Performance des biomarqueurs
La précision diagnostique, mesurée par l’aire sous la courbe (AUC), varie largement (0,573–0,976). Les combinaisons de biomarqueurs améliorent les performances. Par exemple :
- VEGF et cTB : Combinés à l’imagerie, ils atteignent une AUC >0,95.
- AFP et β-hCG : Leur AUC plus faible (0,65–0,70) souligne une utilité limitée en standalone.
- sTie2 et AT III : Montrent un potentiel diagnostique modéré (AUC 0,75–0,85).
Recommandations pour les futures recherches
Pour combler les lacunes, les priorités suivantes sont proposées :
Critères diagnostiques standardisés
Les études doivent privilégier la confirmation histopathologique ou des critères cliniques standardisés pour réduire l’hétérogénéité.
Évaluations longitudinales et dynamiques
Des études de cohorte suivant les variations des biomarqueurs au cours de la grossesse sont nécessaires pour comprendre la progression des PAS et les différences entre sous-types.
Études multicentriques à grande échelle
Des collaborations sont essentielles pour atteindre des tailles d’échantillon suffisantes, notamment pour les sous-types rares comme le placenta percreta.
Inclusion des cas de PAS sans placenta praevia
Les PAS sans placenta praevia, souvent sous-diagnostiqués mais tout aussi risqués, nécessitent l’identification de biomarqueurs spécifiques.
Diversité des échantillons biologiques
Au-delà du sérum et du plasma, l’urine, le liquide amniotique et le sang ombilical pourraient révéler de nouveaux insights.
Technologies haut débit
La protéomique, la génomique et la métabolomique peuvent identifier des panels de biomarqueurs non biaisés.
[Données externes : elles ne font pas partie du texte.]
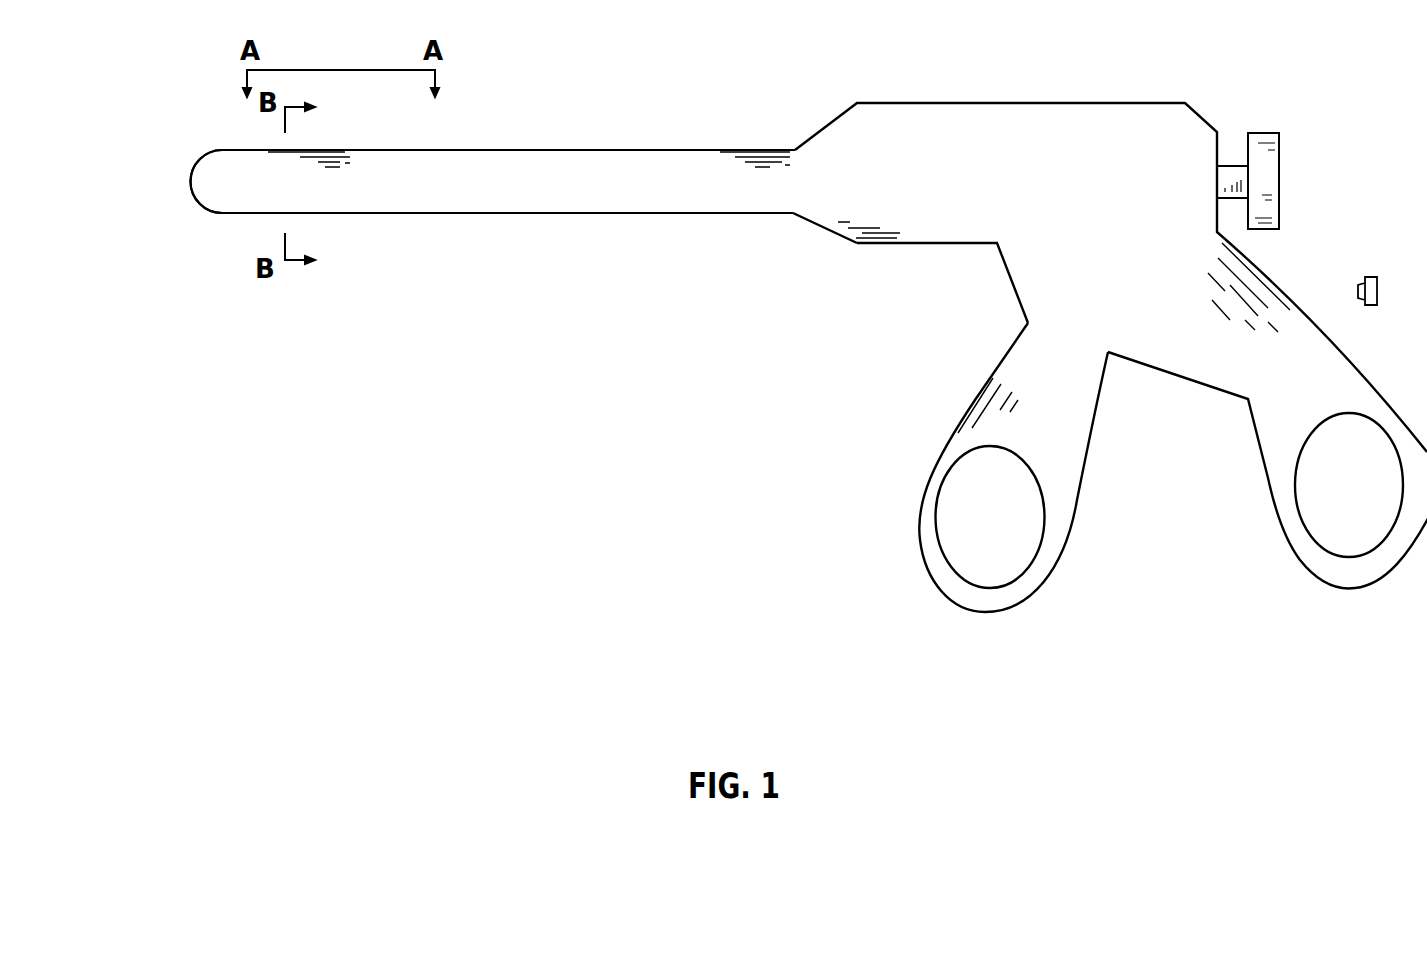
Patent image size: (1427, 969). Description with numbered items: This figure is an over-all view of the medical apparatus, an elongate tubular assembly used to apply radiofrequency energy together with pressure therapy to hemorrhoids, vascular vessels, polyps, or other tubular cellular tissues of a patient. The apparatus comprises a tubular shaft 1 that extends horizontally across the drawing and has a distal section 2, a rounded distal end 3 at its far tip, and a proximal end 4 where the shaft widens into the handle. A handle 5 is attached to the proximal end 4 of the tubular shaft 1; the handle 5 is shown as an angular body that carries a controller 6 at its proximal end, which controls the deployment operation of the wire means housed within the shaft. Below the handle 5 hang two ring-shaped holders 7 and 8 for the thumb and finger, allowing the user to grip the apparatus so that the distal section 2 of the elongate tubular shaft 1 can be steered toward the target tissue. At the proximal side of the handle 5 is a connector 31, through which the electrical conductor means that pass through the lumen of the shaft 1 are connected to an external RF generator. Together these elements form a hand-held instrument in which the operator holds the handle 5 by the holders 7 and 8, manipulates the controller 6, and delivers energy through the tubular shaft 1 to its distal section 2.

The tubular shaft 1 is at (577, 145).
The distal section 2 is at (443, 305).
The distal end 3 is at (195, 203).
The proximal end 4 is at (790, 222).
The handle 5 is at (1007, 98).
The controller 6 is at (1282, 128).
The holder 7 is at (1319, 523).
The holder 8 is at (950, 532).
The connector 31 is at (1262, 272).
Par exemple, des puces microfluidiques enrichissant les cTB permettent une détection non invasive des PAS.
Modèles diagnostiques intégratifs
Combiner biomarqueurs, données échographiques et facteurs de risque cliniques (ex. césariennes antérieures) pourrait améliorer la précision diagnostique. Ces modèles pourraient stratifier la sévérité des PAS et prédire des outcomes comme l’hystérectomie.
Conclusion
Les biomarqueurs circulants maternels présentent un potentiel transformateur pour le diagnostic et la prise en charge des PAS. Les données actuelles identifient le VEGF, les cTB et le sTie2 comme candidats prometteurs, notamment en combinaison avec l’imagerie. Cependant, des méthodologies standardisées, une validation à grande échelle et des approches multidisciplinaires sont cruciales pour traduire la recherche en pratique clinique. Les futures études devront résoudre l’hétérogénéité, explorer de nouveaux biomarqueurs et développer des algorithmes diagnostiques complets pour améliorer le pronostic de cette population à haut risque.